The HHS model lacks: a breach notification timeline, data residency provisions, liability allocation, specific return/destruction procedures, and subprocessor disclosure requirements. It is a starting point, not a finished document. For most vendor relationships, BAA Generator's customizable template provides a more complete and practically useful agreement than the HHS model alone. For guidance on reviewing BAAs you receive from vendors, see how to review a HIPAA BAA.
Frequently Asked Questions
Where can I find a free HIPAA BAA template?
BAA Generator provides a free, customizable HIPAA BAA template at baagenerator.com. You can customize the template for your specific vendor and download it instantly at no cost and without creating an account. HHS also publishes a model BAA at hhs.gov/hipaa, though this model is intentionally generic and typically needs additional customization for operational use with a specific vendor.
What must a HIPAA BAA template include?
Under 45 CFR § 164.504(e), a HIPAA BAA template must include: identification of the parties and description of services, permitted uses and disclosures of PHI, a prohibition on unauthorized uses, required safeguards (Security Rule compliance), breach notification obligations, subcontractor BAA requirements, provisions regarding individual rights (access, amendment, accounting), HHS access provisions, data return or destruction at termination, and termination rights for material breach. A template missing any of these elements is not HIPAA-compliant.
Is the HHS model BAA template good enough to use?
The HHS model BAA is legally sufficient for basic compliance purposes and is a legitimate resource.
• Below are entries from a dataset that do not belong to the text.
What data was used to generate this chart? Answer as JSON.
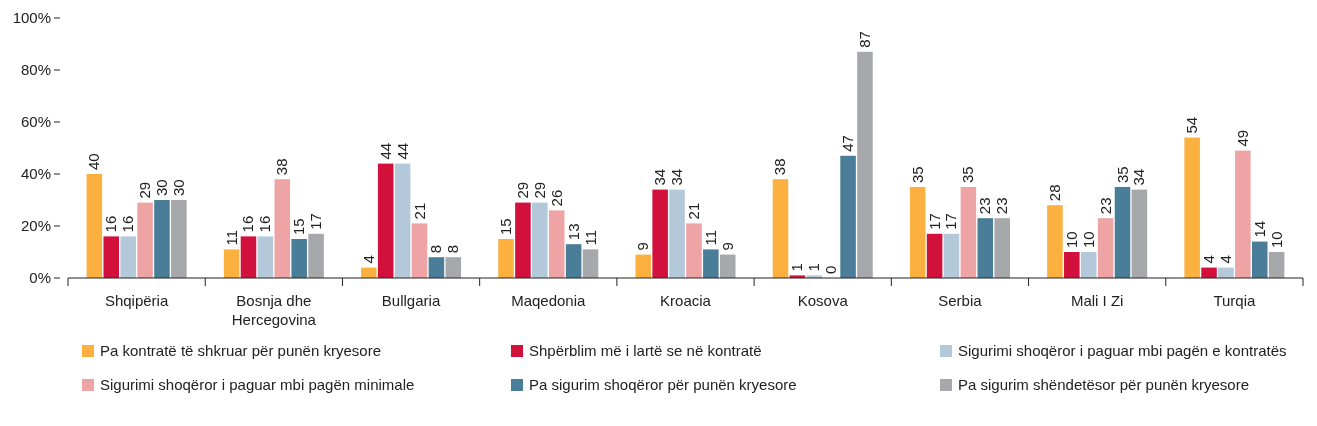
{
  "chart_data": {
    "type": "bar",
    "categories": [
      "Shqipëria",
      "Bosnja dhe Hercegovina",
      "Bullgaria",
      "Maqedonia",
      "Kroacia",
      "Kosova",
      "Serbia",
      "Mali I Zi",
      "Turqia"
    ],
    "series": [
      {
        "name": "Pa kontratë të shkruar për punën kryesore",
        "color": "#fbb040",
        "values": [
          40,
          11,
          4,
          15,
          9,
          38,
          35,
          28,
          54
        ]
      },
      {
        "name": "Shpërblim më i lartë se në kontratë",
        "color": "#d2103c",
        "values": [
          16,
          16,
          44,
          29,
          34,
          1,
          17,
          10,
          4
        ]
      },
      {
        "name": "Sigurimi shoqëror i paguar mbi pagën e kontratës",
        "color": "#b3c9d9",
        "values": [
          16,
          16,
          44,
          29,
          34,
          1,
          17,
          10,
          4
        ]
      },
      {
        "name": "Sigurimi shoqëror i paguar mbi pagën minimale",
        "color": "#eea4a4",
        "values": [
          29,
          38,
          21,
          26,
          21,
          0,
          35,
          23,
          49
        ]
      },
      {
        "name": "Pa sigurim shoqëror për punën kryesore",
        "color": "#4a7d98",
        "values": [
          30,
          15,
          8,
          13,
          11,
          47,
          23,
          35,
          14
        ]
      },
      {
        "name": "Pa sigurim shëndetësor për punën kryesore",
        "color": "#a7a8ab",
        "values": [
          30,
          17,
          8,
          11,
          9,
          87,
          23,
          34,
          10
        ]
      }
    ],
    "ylim": [
      0,
      100
    ],
    "yticks": [
      {
        "value": 0,
        "label": "0%"
      },
      {
        "value": 20,
        "label": "20%"
      },
      {
        "value": 40,
        "label": "40%"
      },
      {
        "value": 60,
        "label": "60%"
      },
      {
        "value": 80,
        "label": "80%"
      },
      {
        "value": 100,
        "label": "100%"
      }
    ],
    "data_labels": true,
    "grid": false,
    "legend": "bottom"
  }
}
However, it lacks operational specificity — it does not address breach notification timelines, liability allocation, data return procedures, or subprocessor restrictions that are important in practice. For most vendor relationships, you should use the HHS model as a reference and supplement it with provisions specific to your vendor type and risk tolerance. BAA Generator's template incorporates the required elements plus operationally important provisions.
Can I use a generic BAA template for any vendor?
A generic template can satisfy HIPAA's minimum requirements, but vendor-specific customization is strongly recommended. Different vendor types — SaaS, telehealth, billing companies, IT support, legal counsel — create different PHI risks and require different permitted uses language, data handling provisions, and termination procedures. BAA Generator allows you to customize your BAA for the specific type of vendor you are contracting with, making the agreement more enforceable and more practically protective for your organization.